Tesco, the country's biggest supermarket, will back calls for legislation to create a supermarkets tsar, should the big 10 grocers fail to accept such authority voluntarily.
Sir Terry Leahy, Tesco's chief executive, and his counterparts at Asda, J Sainsbury and Iceland will be faced with an updated code of conduct and an ombudsman to monitor their treatment of suppliers following a Competition Commission report in April.
However, there are fears that the introduction of an ombudsman could be delayed as the stores are unlikely to agree on how much power the postholder should wield. A spokesman for Sainsbury's indicated that the chain could fight the move as "an unnecessary measure".
Last Tuesday, the Cross Cutting Remedies Group, chaired by the Liberal Democrat MP Andrew George, met at the House of Commons with other industry ombudsmen, government officials and lobbyists to discuss the problems. The group is a coalition of MPs and pressure groups such as ActionAid and Friends of the Earth.
The group wants the Department for Business, Enterprise and Regulatory Reform to threaten legislation if the supermarkets do not sign up to the ombudsman scheme.
A Tesco spokesman said: "Unless everyone in the industry can agree to sign up to the proposal, we believe that it would require legislation. We work hard to ensure that we have good relations with our suppliers, and more than 1,500 of our suppliers have been with us for five years or more."
Mr George said he wanted the department to threaten to introduce legislation when it makes its formal response to the commission's report. This is due by the end of July, but is expected this week, before the Commons breaks for summer recess.
"If supermarkets want to be obstructive, then we would require primary legislation," said Mr George.
A senior department official attended Tuesday's meeting, where Walter Merricks, the financial ombudsman, briefed those present on how his role worked in practice.
The coalition would like the supermarkets tsar to be "proactive", said a source, so that he or she could investigate suspected poor practice rather than simply responding to official complaints. The source added that suppliers lived in a "culture of fear" that prevented them airing their grievances in case they lost big contracts with the supermarkets.

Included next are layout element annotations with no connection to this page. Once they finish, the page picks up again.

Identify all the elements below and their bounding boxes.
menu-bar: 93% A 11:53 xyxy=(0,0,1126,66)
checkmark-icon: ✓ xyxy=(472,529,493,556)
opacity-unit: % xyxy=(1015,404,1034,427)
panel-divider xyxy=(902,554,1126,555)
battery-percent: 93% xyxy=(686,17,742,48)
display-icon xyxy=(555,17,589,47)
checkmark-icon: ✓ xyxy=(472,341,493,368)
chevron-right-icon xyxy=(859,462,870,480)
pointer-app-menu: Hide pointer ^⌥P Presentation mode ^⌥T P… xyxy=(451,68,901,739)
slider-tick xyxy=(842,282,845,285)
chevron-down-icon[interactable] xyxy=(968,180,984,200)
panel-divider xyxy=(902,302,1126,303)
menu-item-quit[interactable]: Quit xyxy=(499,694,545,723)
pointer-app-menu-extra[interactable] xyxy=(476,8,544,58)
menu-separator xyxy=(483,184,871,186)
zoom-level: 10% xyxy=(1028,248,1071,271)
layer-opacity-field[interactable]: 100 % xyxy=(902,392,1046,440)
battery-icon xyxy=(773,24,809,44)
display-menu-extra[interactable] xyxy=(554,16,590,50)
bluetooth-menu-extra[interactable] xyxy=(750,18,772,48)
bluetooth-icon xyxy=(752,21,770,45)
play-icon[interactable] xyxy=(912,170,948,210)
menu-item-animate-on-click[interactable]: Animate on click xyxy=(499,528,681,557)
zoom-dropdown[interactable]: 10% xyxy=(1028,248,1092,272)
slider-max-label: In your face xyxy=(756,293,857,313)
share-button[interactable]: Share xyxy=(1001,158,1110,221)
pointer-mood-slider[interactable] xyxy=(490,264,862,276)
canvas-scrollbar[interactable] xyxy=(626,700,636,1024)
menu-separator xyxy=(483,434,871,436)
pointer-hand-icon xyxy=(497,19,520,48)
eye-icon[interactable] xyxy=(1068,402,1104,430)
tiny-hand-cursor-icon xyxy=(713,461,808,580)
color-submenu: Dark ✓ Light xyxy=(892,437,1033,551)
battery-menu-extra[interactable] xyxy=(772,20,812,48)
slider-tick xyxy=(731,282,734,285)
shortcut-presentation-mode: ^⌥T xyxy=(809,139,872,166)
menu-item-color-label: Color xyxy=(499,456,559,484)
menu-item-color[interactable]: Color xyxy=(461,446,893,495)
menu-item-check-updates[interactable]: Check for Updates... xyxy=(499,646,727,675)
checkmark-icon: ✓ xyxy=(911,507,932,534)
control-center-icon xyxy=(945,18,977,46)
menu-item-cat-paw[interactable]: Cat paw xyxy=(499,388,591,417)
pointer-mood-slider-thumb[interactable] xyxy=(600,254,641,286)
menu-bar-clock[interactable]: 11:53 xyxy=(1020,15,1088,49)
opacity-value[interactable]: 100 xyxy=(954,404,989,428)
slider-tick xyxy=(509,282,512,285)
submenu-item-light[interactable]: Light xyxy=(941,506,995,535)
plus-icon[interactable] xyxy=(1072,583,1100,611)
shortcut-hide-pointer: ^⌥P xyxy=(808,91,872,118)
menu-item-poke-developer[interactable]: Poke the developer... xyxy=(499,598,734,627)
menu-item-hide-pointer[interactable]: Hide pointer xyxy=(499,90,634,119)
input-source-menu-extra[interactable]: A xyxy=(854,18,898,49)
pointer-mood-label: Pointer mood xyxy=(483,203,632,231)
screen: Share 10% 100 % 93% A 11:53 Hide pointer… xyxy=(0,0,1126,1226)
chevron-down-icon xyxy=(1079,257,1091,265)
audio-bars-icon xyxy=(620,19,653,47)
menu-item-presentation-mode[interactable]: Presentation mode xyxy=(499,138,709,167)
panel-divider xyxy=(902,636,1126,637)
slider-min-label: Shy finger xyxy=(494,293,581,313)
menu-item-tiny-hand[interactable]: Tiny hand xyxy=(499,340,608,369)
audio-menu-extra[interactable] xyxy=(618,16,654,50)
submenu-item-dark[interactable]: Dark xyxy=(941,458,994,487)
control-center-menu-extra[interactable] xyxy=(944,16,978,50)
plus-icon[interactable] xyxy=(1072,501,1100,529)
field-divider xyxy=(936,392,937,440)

In a statement, Sainsbury's said: "We believe that the creation of an ombudsman to look into relationships between suppliers and retailers is an unnecessary measure and that issues should be addressed through the proposed changes to the existing code of practice."
An Asda spokeswoman said the chain was "agnostic" about the ombudsman but warned the intervention could drive up costs: "It would be ironic if the end result of introducing an ombudsman was to force up prices ... at a time when household budgets are being stretched and inflation is at its highest level for years."
The commission has set a deadline of next January for supermarkets to agree terms. If they fail to do so, it will recommend legislation.